Con letras de color rojo y de mayor tamaño agrega: “Pido ayuda, vamos de paso, monedas, comida, ropa para los niños, gracias”.
Lleva dos días apostada en el Boulevard Laguna de Champayán de la zona centro de Altamira junto a sus dos pequeños hijos Ramón Eduardo y Christopher David de 4 años de edad, aguantando el sol y las horas de pie pidiendo unas monedas a los automovilistas que pasan.
Junto a su esposo Leonel Medina y sus hijos salió de su hogar en Coscomatepec , Veracruz hace tres meses para emprender la mayor travesía de sus vidas, donde se juegan la vida misma.

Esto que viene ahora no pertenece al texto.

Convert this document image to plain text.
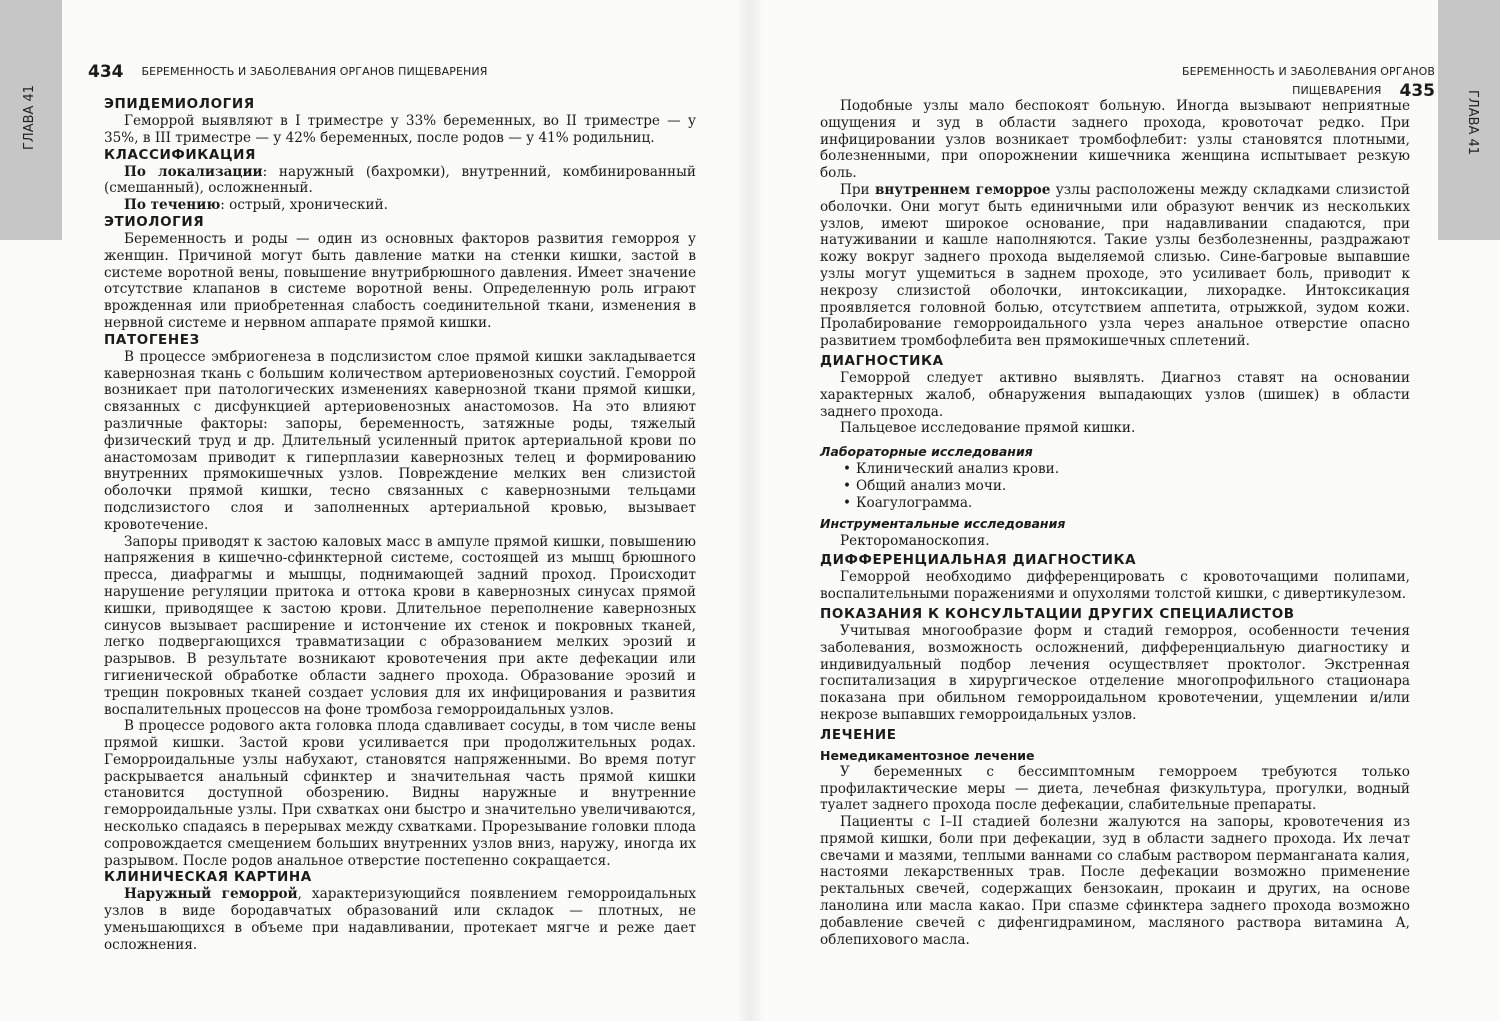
ГЛАВА 41
434 БЕРЕМЕННОСТЬ И ЗАБОЛЕВАНИЯ ОРГАНОВ ПИЩЕВАРЕНИЯ
ЭПИДЕМИОЛОГИЯ

Геморрой выявляют в I триместре у 33% беременных, во II триместре — у 35%, в III триместре — у 42% беременных, после родов — у 41% родильниц.

КЛАССИФИКАЦИЯ

По локализации: наружный (бахромки), внутренний, комбинированный (смешанный), осложненный.

По течению: острый, хронический.

ЭТИОЛОГИЯ

Беременность и роды — один из основных факторов развития геморроя у женщин. Причиной могут быть давление матки на стенки кишки, застой в системе воротной вены, повышение внутрибрюшного давления. Имеет значение отсутствие клапанов в системе воротной вены. Определенную роль играют врожденная или приобретенная слабость соединительной ткани, изменения в нервной системе и нервном аппарате прямой кишки.

ПАТОГЕНЕЗ

В процессе эмбриогенеза в подслизистом слое прямой кишки закладывается кавернозная ткань с большим количеством артериовенозных соустий. Геморрой возникает при патологических изменениях кавернозной ткани прямой кишки, связанных с дисфункцией артериовенозных анастомозов. На это влияют различные факторы: запоры, беременность, затяжные роды, тяжелый физический труд и др. Длительный усиленный приток артериальной крови по анастомозам приводит к гиперплазии кавернозных телец и формированию внутренних прямокишечных узлов. Повреждение мелких вен слизистой оболочки прямой кишки, тесно связанных с кавернозными тельцами подслизистого слоя и заполненных артериальной кровью, вызывает кровотечение.

Запоры приводят к застою каловых масс в ампуле прямой кишки, повышению напряжения в кишечно-сфинктерной системе, состоящей из мышц брюшного пресса, диафрагмы и мышцы, поднимающей задний проход. Происходит нарушение регуляции притока и оттока крови в кавернозных синусах прямой кишки, приводящее к застою крови. Длительное переполнение кавернозных синусов вызывает расширение и истончение их стенок и покровных тканей, легко подвергающихся травматизации с образованием мелких эрозий и разрывов. В результате возникают кровотечения при акте дефекации или гигиенической обработке области заднего прохода. Образование эрозий и трещин покровных тканей создает условия для их инфицирования и развития воспалительных процессов на фоне тромбоза геморроидальных узлов.

В процессе родового акта головка плода сдавливает сосуды, в том числе вены прямой кишки. Застой крови усиливается при продолжительных родах. Геморроидальные узлы набухают, становятся напряженными. Во время потуг раскрывается анальный сфинктер и значительная часть прямой кишки становится доступной обозрению. Видны наружные и внутренние геморроидальные узлы. При схватках они быстро и значительно увеличиваются, несколько спадаясь в перерывах между схватками. Прорезывание головки плода сопровождается смещением больших внутренних узлов вниз, наружу, иногда их разрывом. После родов анальное отверстие постепенно сокращается.

КЛИНИЧЕСКАЯ КАРТИНА

Наружный геморрой, характеризующийся появлением геморроидальных узлов в виде бородавчатых образований или складок — плотных, не уменьшающихся в объеме при надавливании, протекает мягче и реже дает осложнения.

ГЛАВА 41
БЕРЕМЕННОСТЬ И ЗАБОЛЕВАНИЯ ОРГАНОВ ПИЩЕВАРЕНИЯ 435

Подобные узлы мало беспокоят больную. Иногда вызывают неприятные ощущения и зуд в области заднего прохода, кровоточат редко. При инфицировании узлов возникает тромбофлебит: узлы становятся плотными, болезненными, при опорожнении кишечника женщина испытывает резкую боль.

При внутреннем геморрое узлы расположены между складками слизистой оболочки. Они могут быть единичными или образуют венчик из нескольких узлов, имеют широкое основание, при надавливании спадаются, при натуживании и кашле наполняются. Такие узлы безболезненны, раздражают кожу вокруг заднего прохода выделяемой слизью. Сине-багровые выпавшие узлы могут ущемиться в заднем проходе, это усиливает боль, приводит к некрозу слизистой оболочки, интоксикации, лихорадке. Интоксикация проявляется головной болью, отсутствием аппетита, отрыжкой, зудом кожи. Пролабирование геморроидального узла через анальное отверстие опасно развитием тромбофлебита вен прямокишечных сплетений.

ДИАГНОСТИКА

Геморрой следует активно выявлять. Диагноз ставят на основании характерных жалоб, обнаружения выпадающих узлов (шишек) в области заднего прохода.

Пальцевое исследование прямой кишки.

Лабораторные исследования
• Клинический анализ крови.
• Общий анализ мочи.
• Коагулограмма.
Инструментальные исследования
Ректороманоскопия.
ДИФФЕРЕНЦИАЛЬНАЯ ДИАГНОСТИКА

Геморрой необходимо дифференцировать с кровоточащими полипами, воспалительными поражениями и опухолями толстой кишки, с дивертикулезом.

ПОКАЗАНИЯ К КОНСУЛЬТАЦИИ ДРУГИХ СПЕЦИАЛИСТОВ

Учитывая многообразие форм и стадий геморроя, особенности течения заболевания, возможность осложнений, дифференциальную диагностику и индивидуальный подбор лечения осуществляет проктолог. Экстренная госпитализация в хирургическое отделение многопрофильного стационара показана при обильном геморроидальном кровотечении, ущемлении и/или некрозе выпавших геморроидальных узлов.

ЛЕЧЕНИЕ
Немедикаментозное лечение

У беременных с бессимптомным геморроем требуются только профилактические меры — диета, лечебная физкультура, прогулки, водный туалет заднего прохода после дефекации, слабительные препараты.

Пациенты с I–II стадией болезни жалуются на запоры, кровотечения из прямой кишки, боли при дефекации, зуд в области заднего прохода. Их лечат свечами и мазями, теплыми ваннами со слабым раствором перманганата калия, настоями лекарственных трав. После дефекации возможно применение ректальных свечей, содержащих бензокаин, прокаин и других, на основе ланолина или масла какао. При спазме сфинктера заднего прохода возможно добавление свечей с дифенгидрамином, масляного раствора витамина А, облепихового масла.
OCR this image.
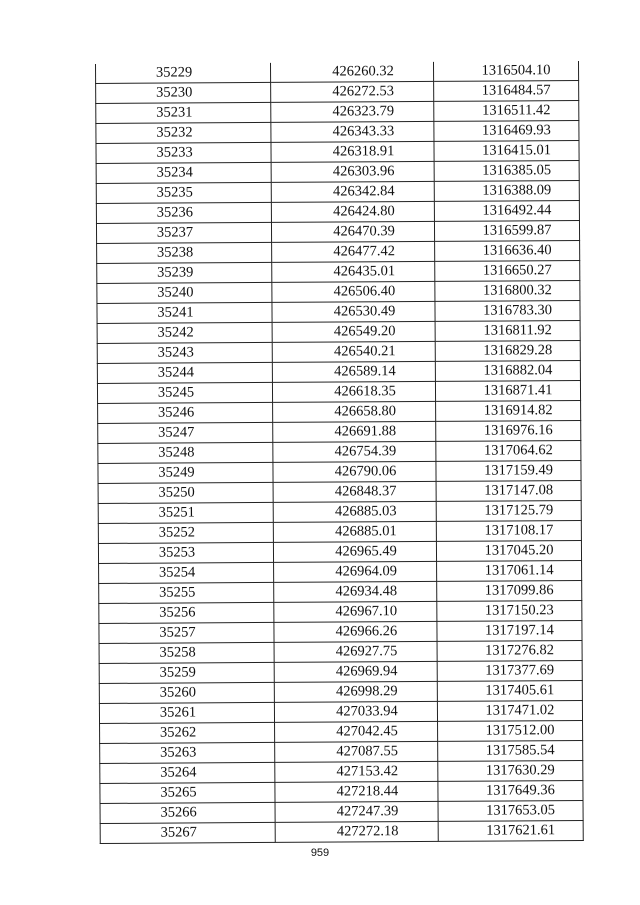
35229	426260.32	1316504.10
35230	426272.53	1316484.57
35231	426323.79	1316511.42
35232	426343.33	1316469.93
35233	426318.91	1316415.01
35234	426303.96	1316385.05
35235	426342.84	1316388.09
35236	426424.80	1316492.44
35237	426470.39	1316599.87
35238	426477.42	1316636.40
35239	426435.01	1316650.27
35240	426506.40	1316800.32
35241	426530.49	1316783.30
35242	426549.20	1316811.92
35243	426540.21	1316829.28
35244	426589.14	1316882.04
35245	426618.35	1316871.41
35246	426658.80	1316914.82
35247	426691.88	1316976.16
35248	426754.39	1317064.62
35249	426790.06	1317159.49
35250	426848.37	1317147.08
35251	426885.03	1317125.79
35252	426885.01	1317108.17
35253	426965.49	1317045.20
35254	426964.09	1317061.14
35255	426934.48	1317099.86
35256	426967.10	1317150.23
35257	426966.26	1317197.14
35258	426927.75	1317276.82
35259	426969.94	1317377.69
35260	426998.29	1317405.61
35261	427033.94	1317471.02
35262	427042.45	1317512.00
35263	427087.55	1317585.54
35264	427153.42	1317630.29
35265	427218.44	1317649.36
35266	427247.39	1317653.05
35267	427272.18	1317621.61
959
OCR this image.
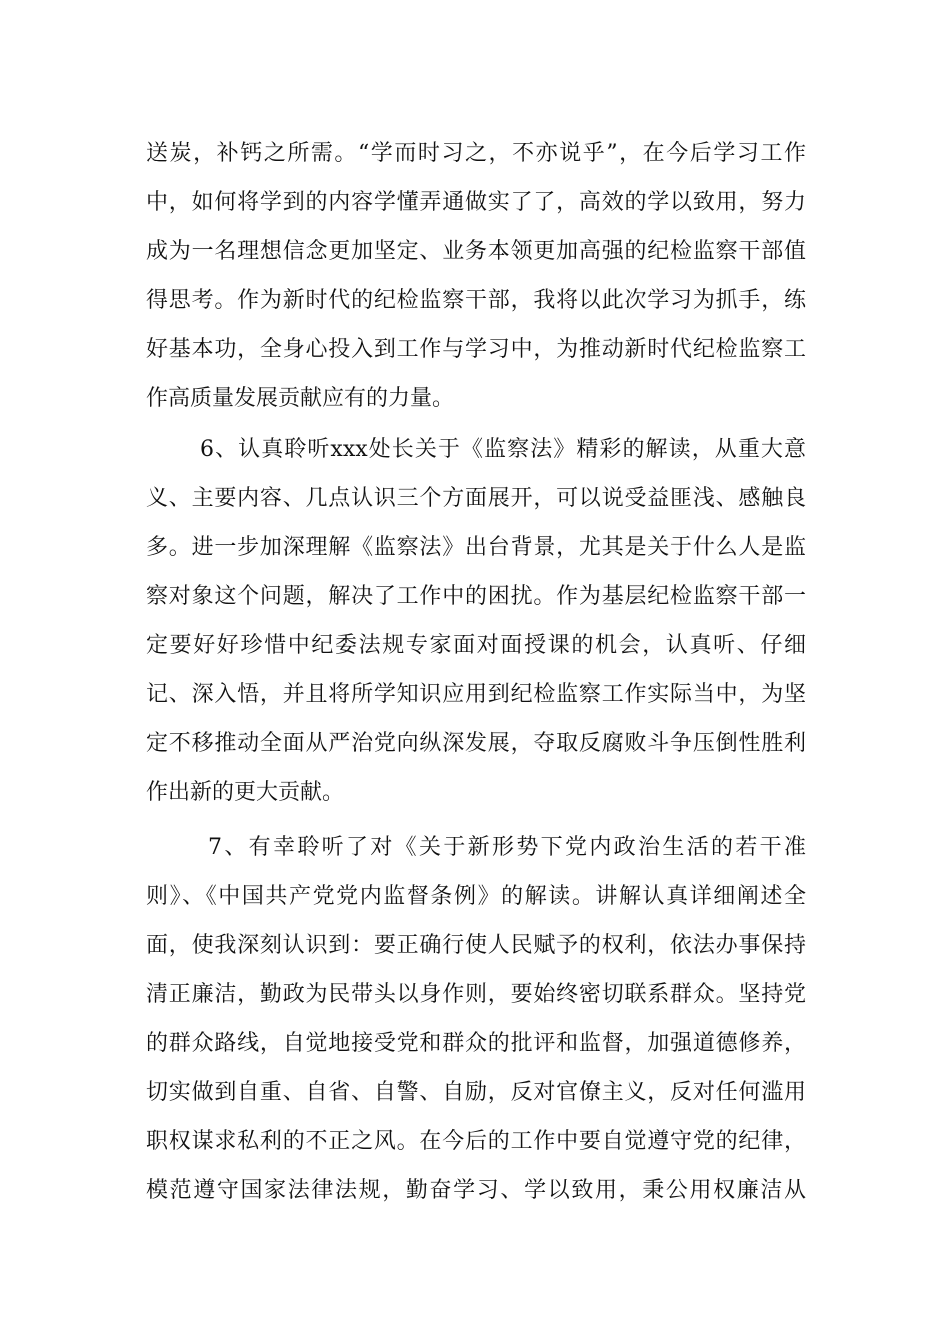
送炭，补钙之所需。“学而时习之，不亦说乎”，在今后学习工作
中，如何将学到的内容学懂弄通做实了了，高效的学以致用，努力
成为一名理想信念更加坚定、业务本领更加高强的纪检监察干部值
得思考。作为新时代的纪检监察干部，我将以此次学习为抓手，练
好基本功，全身心投入到工作与学习中，为推动新时代纪检监察工
作高质量发展贡献应有的力量。
6、认真聆听xxx处长关于《监察法》精彩的解读，从重大意
义、主要内容、几点认识三个方面展开，可以说受益匪浅、感触良
多。进一步加深理解《监察法》出台背景，尤其是关于什么人是监
察对象这个问题，解决了工作中的困扰。作为基层纪检监察干部一
定要好好珍惜中纪委法规专家面对面授课的机会，认真听、仔细
记、深入悟，并且将所学知识应用到纪检监察工作实际当中，为坚
定不移推动全面从严治党向纵深发展，夺取反腐败斗争压倒性胜利
作出新的更大贡献。
7、有幸聆听了对《关于新形势下党内政治生活的若干准
则》、《中国共产党党内监督条例》的解读。讲解认真详细阐述全
面，使我深刻认识到：要正确行使人民赋予的权利，依法办事保持
清正廉洁，勤政为民带头以身作则，要始终密切联系群众。坚持党
的群众路线，自觉地接受党和群众的批评和监督，加强道德修养，
切实做到自重、自省、自警、自励，反对官僚主义，反对任何滥用
职权谋求私利的不正之风。在今后的工作中要自觉遵守党的纪律，
模范遵守国家法律法规，勤奋学习、学以致用，秉公用权廉洁从
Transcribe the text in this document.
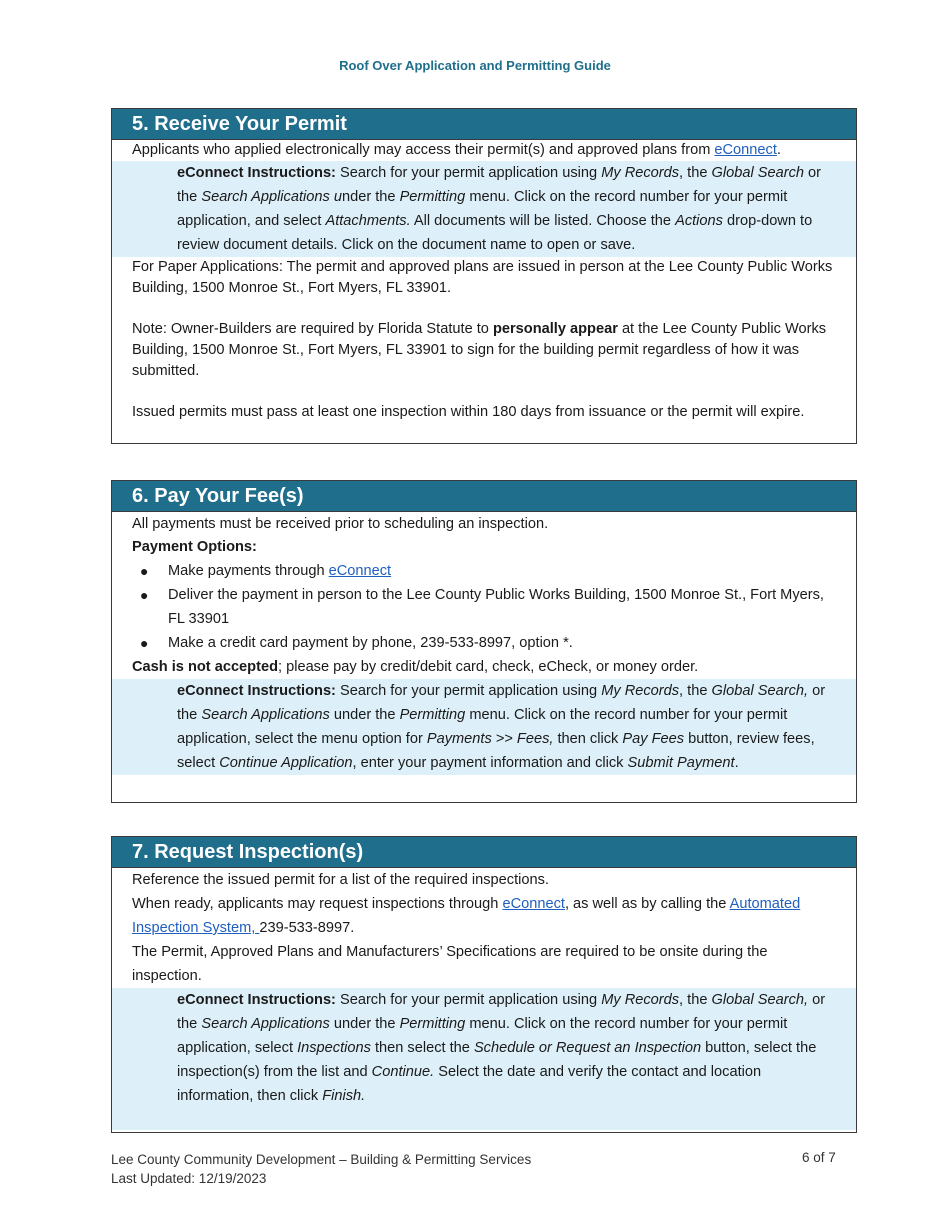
Roof Over Application and Permitting Guide
5. Receive Your Permit

Applicants who applied electronically may access their permit(s) and approved plans from eConnect.

eConnect Instructions: Search for your permit application using My Records, the Global Search or the Search Applications under the Permitting menu. Click on the record number for your permit application, and select Attachments. All documents will be listed. Choose the Actions drop-down to review document details. Click on the document name to open or save.

For Paper Applications: The permit and approved plans are issued in person at the Lee County Public Works Building, 1500 Monroe St., Fort Myers, FL 33901.

Note: Owner-Builders are required by Florida Statute to personally appear at the Lee County Public Works Building, 1500 Monroe St., Fort Myers, FL 33901 to sign for the building permit regardless of how it was submitted.

Issued permits must pass at least one inspection within 180 days from issuance or the permit will expire.

6. Pay Your Fee(s)

All payments must be received prior to scheduling an inspection.

Payment Options:

● Make payments through eConnect
● Deliver the payment in person to the Lee County Public Works Building, 1500 Monroe St., Fort Myers, FL 33901
● Make a credit card payment by phone, 239-533-8997, option *.

Cash is not accepted; please pay by credit/debit card, check, eCheck, or money order.

eConnect Instructions: Search for your permit application using My Records, the Global Search, or the Search Applications under the Permitting menu. Click on the record number for your permit application, select the menu option for Payments >> Fees, then click Pay Fees button, review fees, select Continue Application, enter your payment information and click Submit Payment.
7. Request Inspection(s)

Reference the issued permit for a list of the required inspections.

When ready, applicants may request inspections through eConnect, as well as by calling the Automated Inspection System, 239-533-8997.

The Permit, Approved Plans and Manufacturers’ Specifications are required to be onsite during the inspection.

eConnect Instructions: Search for your permit application using My Records, the Global Search, or the Search Applications under the Permitting menu. Click on the record number for your permit application, select Inspections then select the Schedule or Request an Inspection button, select the inspection(s) from the list and Continue. Select the date and verify the contact and location information, then click Finish.
Lee County Community Development – Building & Permitting Services
Last Updated: 12/19/2023
6 of 7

La humilde familia lo dejó todo en busca del sueño americano y su objetivo es llegar a los Estados Unidos.
“Hemos ido avanzado pueblo tras pueblo, más que nada para llegar a la frontera” dijo
Aseguró que el único empleo que hay en su poblado, es en el campo y no les alcanza ya que pagan entre 800 y 900 pesos a la semana por el corte de café y tomate.

“Allá uno come una sola vez al día, dijo la joven madre de apenas 25 años.
Relata que quieren un mejor empleo, más sueldo y una mejor vida para sus hijos.
Acepta que no tienen familia en los Estados Unidos y que no conocen a nadie, pero aseguró que continuarán en su trayecto hasta llegar a la frontera con Estados Unidos y posteriormente verán la manera de internarse en el vecino país.
Cristina y Leonel lo han dejado todo en la búsqueda de algo que ven inalcanzable en México: un futuro mejor y digno para sus hijos.
Tamaulipas es uno de los estados en los cuales año con año, pasan miles de migrantes provenientes de países centroamericanos o de estados del sur del país.